All four now rest together on the edge of Poland's largest Muslim cemetery, which belongs to a community of Tatars who have lived in Poland's eastern forests for centuries.
"They will rest among their Tatar brothers," he said.
There is no exact toll among the migrants and refugees who since the summer have traveled to Belarus and then sought to cross into Poland, Lithuania or Latvia, the three countries bordering the EU.
The EU considers the migration "hybrid warfare" waged by the authoritarian government of Belarusian President Alexander Lukashenko. Poland has ordered a state of emergency along its border to stop migrants from coming through, and to keep family — or smugglers — from approaching the border to facilitate their travel further west. Most aim to reach Germany or elsewhere in Western Europe, in some cases to be reunited with relatives.
As Poland has built up its military presence in the area, many migrants have become trapped in the forest, pushed back and forth between Belarusian and Polish forces.
The Polish Border Guard agency has since September reported about 10 deaths, but they don't identify them. Meanwhile, humanitarian groups and Polish media have reported more cases but it's difficult to verify those deaths.

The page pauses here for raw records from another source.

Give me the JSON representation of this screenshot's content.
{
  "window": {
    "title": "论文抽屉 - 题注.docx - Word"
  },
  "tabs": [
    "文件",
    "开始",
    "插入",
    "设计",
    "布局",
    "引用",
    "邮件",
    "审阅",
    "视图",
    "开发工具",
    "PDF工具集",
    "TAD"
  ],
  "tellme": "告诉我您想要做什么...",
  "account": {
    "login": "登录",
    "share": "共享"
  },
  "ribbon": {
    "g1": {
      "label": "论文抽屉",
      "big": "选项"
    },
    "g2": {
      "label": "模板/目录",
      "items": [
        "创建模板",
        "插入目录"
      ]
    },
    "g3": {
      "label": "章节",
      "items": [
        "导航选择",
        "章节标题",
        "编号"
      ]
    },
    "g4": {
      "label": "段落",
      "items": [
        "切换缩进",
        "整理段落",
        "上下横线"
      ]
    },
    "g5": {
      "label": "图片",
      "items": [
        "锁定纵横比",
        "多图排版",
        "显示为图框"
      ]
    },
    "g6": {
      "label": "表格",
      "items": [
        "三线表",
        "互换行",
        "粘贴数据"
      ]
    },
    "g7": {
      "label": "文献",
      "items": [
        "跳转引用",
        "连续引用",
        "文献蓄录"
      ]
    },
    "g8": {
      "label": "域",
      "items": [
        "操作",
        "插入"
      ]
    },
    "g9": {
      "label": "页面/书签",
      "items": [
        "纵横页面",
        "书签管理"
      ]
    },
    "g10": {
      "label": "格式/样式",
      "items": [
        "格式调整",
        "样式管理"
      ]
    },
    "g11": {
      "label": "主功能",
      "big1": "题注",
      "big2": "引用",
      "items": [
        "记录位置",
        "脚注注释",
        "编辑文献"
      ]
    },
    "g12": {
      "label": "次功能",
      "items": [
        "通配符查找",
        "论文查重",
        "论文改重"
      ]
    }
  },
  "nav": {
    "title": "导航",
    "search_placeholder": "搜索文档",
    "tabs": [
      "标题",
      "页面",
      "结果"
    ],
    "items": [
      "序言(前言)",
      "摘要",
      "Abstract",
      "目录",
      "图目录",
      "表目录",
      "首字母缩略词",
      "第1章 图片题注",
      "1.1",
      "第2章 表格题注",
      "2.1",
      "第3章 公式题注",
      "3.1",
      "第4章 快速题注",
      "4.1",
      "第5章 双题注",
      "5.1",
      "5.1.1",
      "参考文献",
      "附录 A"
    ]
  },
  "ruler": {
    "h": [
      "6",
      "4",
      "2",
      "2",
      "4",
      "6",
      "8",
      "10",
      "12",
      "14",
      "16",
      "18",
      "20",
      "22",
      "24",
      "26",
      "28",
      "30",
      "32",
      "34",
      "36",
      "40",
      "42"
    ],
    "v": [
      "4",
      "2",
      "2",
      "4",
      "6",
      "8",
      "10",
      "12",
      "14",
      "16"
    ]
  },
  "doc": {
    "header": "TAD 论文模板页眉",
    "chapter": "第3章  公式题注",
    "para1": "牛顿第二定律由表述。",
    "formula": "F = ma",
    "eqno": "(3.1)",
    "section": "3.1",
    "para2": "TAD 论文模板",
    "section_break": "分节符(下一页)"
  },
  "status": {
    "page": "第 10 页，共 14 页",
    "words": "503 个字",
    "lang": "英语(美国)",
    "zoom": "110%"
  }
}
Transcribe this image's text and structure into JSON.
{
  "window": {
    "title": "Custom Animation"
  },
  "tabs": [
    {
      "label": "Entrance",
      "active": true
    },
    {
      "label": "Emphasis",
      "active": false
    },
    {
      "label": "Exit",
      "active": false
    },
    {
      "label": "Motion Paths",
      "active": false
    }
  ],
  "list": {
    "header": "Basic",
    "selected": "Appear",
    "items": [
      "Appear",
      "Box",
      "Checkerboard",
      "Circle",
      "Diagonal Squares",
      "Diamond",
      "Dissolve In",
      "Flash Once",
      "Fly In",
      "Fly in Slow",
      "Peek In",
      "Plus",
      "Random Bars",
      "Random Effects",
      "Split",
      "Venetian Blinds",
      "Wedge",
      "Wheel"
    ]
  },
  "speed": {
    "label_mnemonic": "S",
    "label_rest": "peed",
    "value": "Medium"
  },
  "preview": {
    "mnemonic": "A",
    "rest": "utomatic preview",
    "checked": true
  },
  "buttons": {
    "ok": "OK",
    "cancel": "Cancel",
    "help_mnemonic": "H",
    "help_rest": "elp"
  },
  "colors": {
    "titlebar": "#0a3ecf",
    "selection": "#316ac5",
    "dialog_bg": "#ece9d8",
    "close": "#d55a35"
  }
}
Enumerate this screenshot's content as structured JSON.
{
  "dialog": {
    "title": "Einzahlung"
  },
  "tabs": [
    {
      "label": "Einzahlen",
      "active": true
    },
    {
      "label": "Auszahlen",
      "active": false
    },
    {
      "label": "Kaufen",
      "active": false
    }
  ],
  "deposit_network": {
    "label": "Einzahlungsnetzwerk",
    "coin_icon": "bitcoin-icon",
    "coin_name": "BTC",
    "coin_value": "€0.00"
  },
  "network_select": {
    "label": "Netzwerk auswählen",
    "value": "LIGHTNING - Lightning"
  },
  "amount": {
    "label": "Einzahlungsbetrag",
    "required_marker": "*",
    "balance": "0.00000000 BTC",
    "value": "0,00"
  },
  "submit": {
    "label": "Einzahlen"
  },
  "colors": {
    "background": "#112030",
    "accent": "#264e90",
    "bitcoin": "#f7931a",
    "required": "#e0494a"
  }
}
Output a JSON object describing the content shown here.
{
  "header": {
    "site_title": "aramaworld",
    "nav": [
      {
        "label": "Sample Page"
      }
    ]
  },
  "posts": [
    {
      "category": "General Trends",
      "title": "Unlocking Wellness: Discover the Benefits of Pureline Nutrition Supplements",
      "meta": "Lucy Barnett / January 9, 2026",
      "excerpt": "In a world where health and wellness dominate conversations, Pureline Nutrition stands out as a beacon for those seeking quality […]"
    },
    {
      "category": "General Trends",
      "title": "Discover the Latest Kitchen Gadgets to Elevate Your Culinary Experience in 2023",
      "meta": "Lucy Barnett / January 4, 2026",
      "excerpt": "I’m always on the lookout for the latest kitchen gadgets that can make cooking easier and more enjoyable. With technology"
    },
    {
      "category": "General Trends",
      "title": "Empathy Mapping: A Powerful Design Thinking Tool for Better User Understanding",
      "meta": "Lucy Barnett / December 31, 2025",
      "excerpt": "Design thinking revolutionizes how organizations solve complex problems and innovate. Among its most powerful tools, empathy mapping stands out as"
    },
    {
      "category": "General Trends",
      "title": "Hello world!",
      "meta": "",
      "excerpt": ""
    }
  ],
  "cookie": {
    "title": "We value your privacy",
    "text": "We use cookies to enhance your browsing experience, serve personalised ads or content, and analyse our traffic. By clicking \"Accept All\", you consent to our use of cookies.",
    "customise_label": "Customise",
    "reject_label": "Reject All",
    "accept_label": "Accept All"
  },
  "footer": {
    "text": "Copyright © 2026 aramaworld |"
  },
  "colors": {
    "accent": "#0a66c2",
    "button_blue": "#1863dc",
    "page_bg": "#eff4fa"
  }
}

There also have been migrant deaths on the Belarusian side, with bodies returned to Iraq for burial, but the Minsk authorities haven't reported how many.
A man who appeared to be a migrant from Africa was buried Monday in the Catholic cemetery of Sokolka, not far from the Muslim cemetery in Bohoniki, because a Bible was found next to his body. But since there was no certainty that he was Christian, the local priest didn't preside and all those attending the burial were journalists.
Polish media have also reported the death of a 24-year-old Syrian Christian man whom they identified as Issa Jerjos.
Bazarewicz led the rites for a family he had never met, admitting he knew little more than the mother miscarried in her 27th week of pregnancy and that the family had five children. He called in two Muslims, both Chechen immigrants, to assist with the funeral, attended otherwise only by about three dozen journalists.
Bazarewicz says it's his duty as a Muslim to ensure that other Muslims who have perished on Polish soil far from their homelands be buried with the proper religious rites. In Islam, a fetus after four months is considered a human being and buried as one, he explained.
The lace-trimmed casket of the unborn infant — given the name Halikari Dhaker and whose date of death is Nov. 14 — was so small it was carried to the grave by a single man before it was lowered with ropes.
"These people have left their countries, not to travel around or see beautiful places, though Poland is beautiful, but to find a better life," he said. "They were manipulated and they've suffered — which is not their fault."